Пандиона била нервная дрожь, всегда появлявшаяся у молодого эллина перед опасным боем.
Зверь втянул в себя воздух и начал медленно приближаться. В движениях животного, в его зловещем молчании, в упорном прямом взгляде больших глаз под выпуклым лбом было что-то отличавшее его от всех известных друзьям зверей. Люди инстинктивно поняли, что животное, встретившееся им, – пережиток иного, древнего мира, с другими законами жизни. Плечо к плечу, выставив копья, люди двинулись навстречу ночному чудовищу. На мгновение оно остановилось, озадаченное; потом, издав какой-то хрип, кинулось на троих друзей. Раскрылась громадная пасть, толстые зубы блеснули в лучах луны, а три длинных лезвия могучих копий впились в широкую грудь и шею чудовища. Люди не смогли сдержать напора – зверь обладал исполинской силой. Копья, упершиеся в массивные кости, вывернулись из рук: этруск, эллин и негр отлетели назад. Кидого и Пандион успели вскочить, а Кави был подмят зверем. Оба друга бросились на выручку. Чудовище присело на задние лапы и вдруг быстро взмахнуло передними. Притупленные когти ударили Пандиона по бедру с такой силой, что он упал, чуть не потеряв сознание. Зверь, наступив огромной лапой на ногу эллина, причинил ему невероятную боль: суставы хрустнули, когти животного разорвали мясо и кожу.

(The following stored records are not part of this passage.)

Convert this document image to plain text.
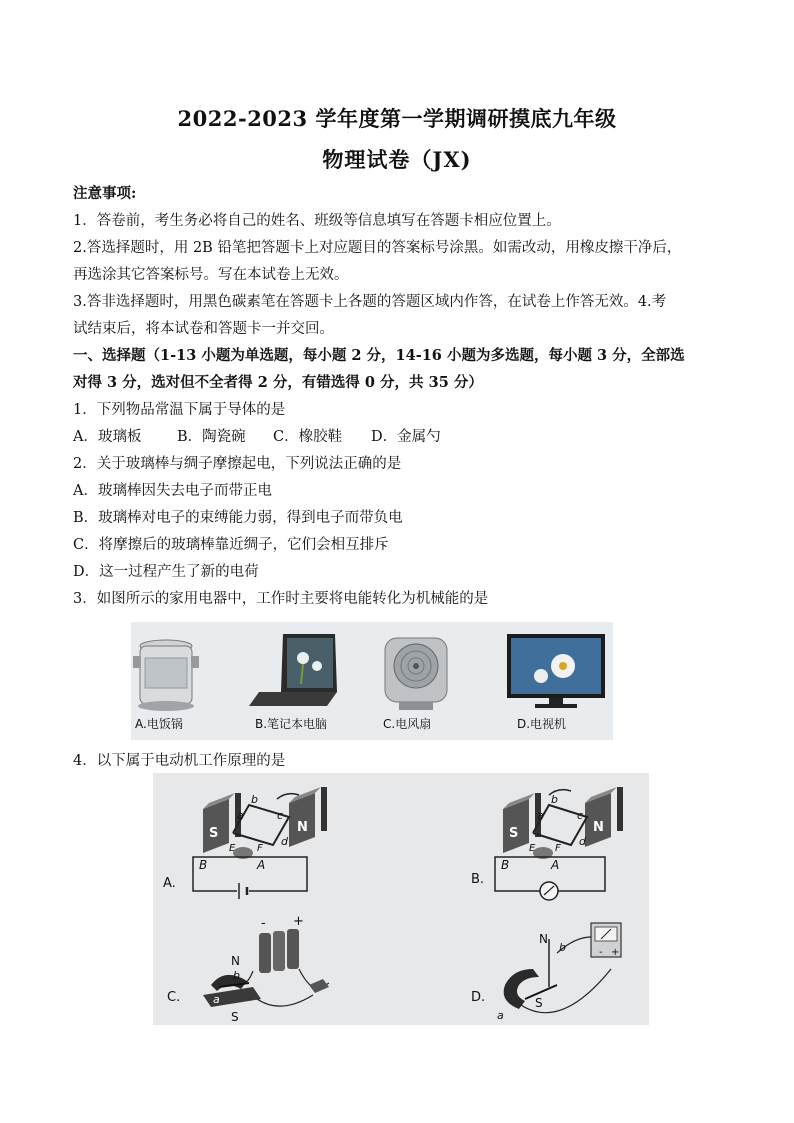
2022-2023 学年度第一学期调研摸底九年级
物理试卷（JX)
注意事项:
1．答卷前，考生务必将自己的姓名、班级等信息填写在答题卡相应位置上。
2.答选择题时，用 2B 铅笔把答题卡上对应题目的答案标号涂黑。如需改动，用橡皮擦干净后，
再选涂其它答案标号。写在本试卷上无效。
3.答非选择题时，用黑色碳素笔在答题卡上各题的答题区域内作答，在试卷上作答无效。4.考
试结束后，将本试卷和答题卡一并交回。
一、选择题（1-13 小题为单选题，每小题 2 分，14-16 小题为多选题，每小题 3 分，全部选
对得 3 分，选对但不全者得 2 分，有错选得 0 分，共 35 分）
1．下列物品常温下属于导体的是
A．玻璃板 B．陶瓷碗 C．橡胶鞋 D．金属勺
2．关于玻璃棒与绸子摩擦起电，下列说法正确的是
A．玻璃棒因失去电子而带正电
B．玻璃棒对电子的束缚能力弱，得到电子而带负电
C．将摩擦后的玻璃棒靠近绸子，它们会相互排斥
D．这一过程产生了新的电荷
3．如图所示的家用电器中，工作时主要将电能转化为机械能的是
A.电饭锅	B.笔记本电脑	C.电风扇	D.电视机
4．以下属于电动机工作原理的是
S	N
b
a	c
d
E F
B	A
A.
S	N
b
a	c
d
E F
B	A
B.
- +
N
b
a
S
C.
N
b
a
S
- +
D.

Пандион, не выпуская копья из рук, оттолкнулся от земли обеими руками, силясь встать, и услышал треск копья Кидого. Поднявшись на колени, Пандион увидел, что негр придавлен зверем, приближающим к нему свою раскрытую пасть. Кидого с вытаращенными глазами упирался руками под челюсть ночного страшилища, тщетно пытаясь отвратить от себя зубы зверя. На глазах Пандиона погибал его верный друг. Вне себя, уже не чувствуя боли, молодой эллин вскочил и вонзил животному копье в шею. Зверь громко щелкнул зубами и повернулся к Пандиону, свалив его этим движением с ног. Молодой эллин не выпустил копья и, уперев древко в землю, задержал чудовище на несколько мгновений, и Кидого успел выхватить нож. Ни негр, ни эллин не увидели, что с другой стороны зверя поднялся Кави. Этруск хладнокровно нацелился и обеими руками погрузил копье под лопатку чудовища. Длинное лезвие вошло на локоть; рев вырвался из раскрывшейся пасти, зверь конвульсивно дернулся, перекинувшись влево к этруску. Тот, втянув голову в высоко поднятые плечи, пошатнулся, но устоял. Кидого с пронзительным воплем ударил ножом зверя в горло, и в этот момент копье этруска дошло до сердца чудовища. Тяжелое тело задергалось в судорогах, нестерпимое зловоние распространилось вокруг. Пандион вырвал копье, вонзив его снова в затылок, но этот последний удар был уже ненужным. Зверь, вытянув шею и ткнувшись мордой в ноги этруска, выбросил в сторону задние ноги. Они еще двигались, когти скребли почву, под кожей сокращались мускулы, но вздыбленная на затылке шерсть уже опала.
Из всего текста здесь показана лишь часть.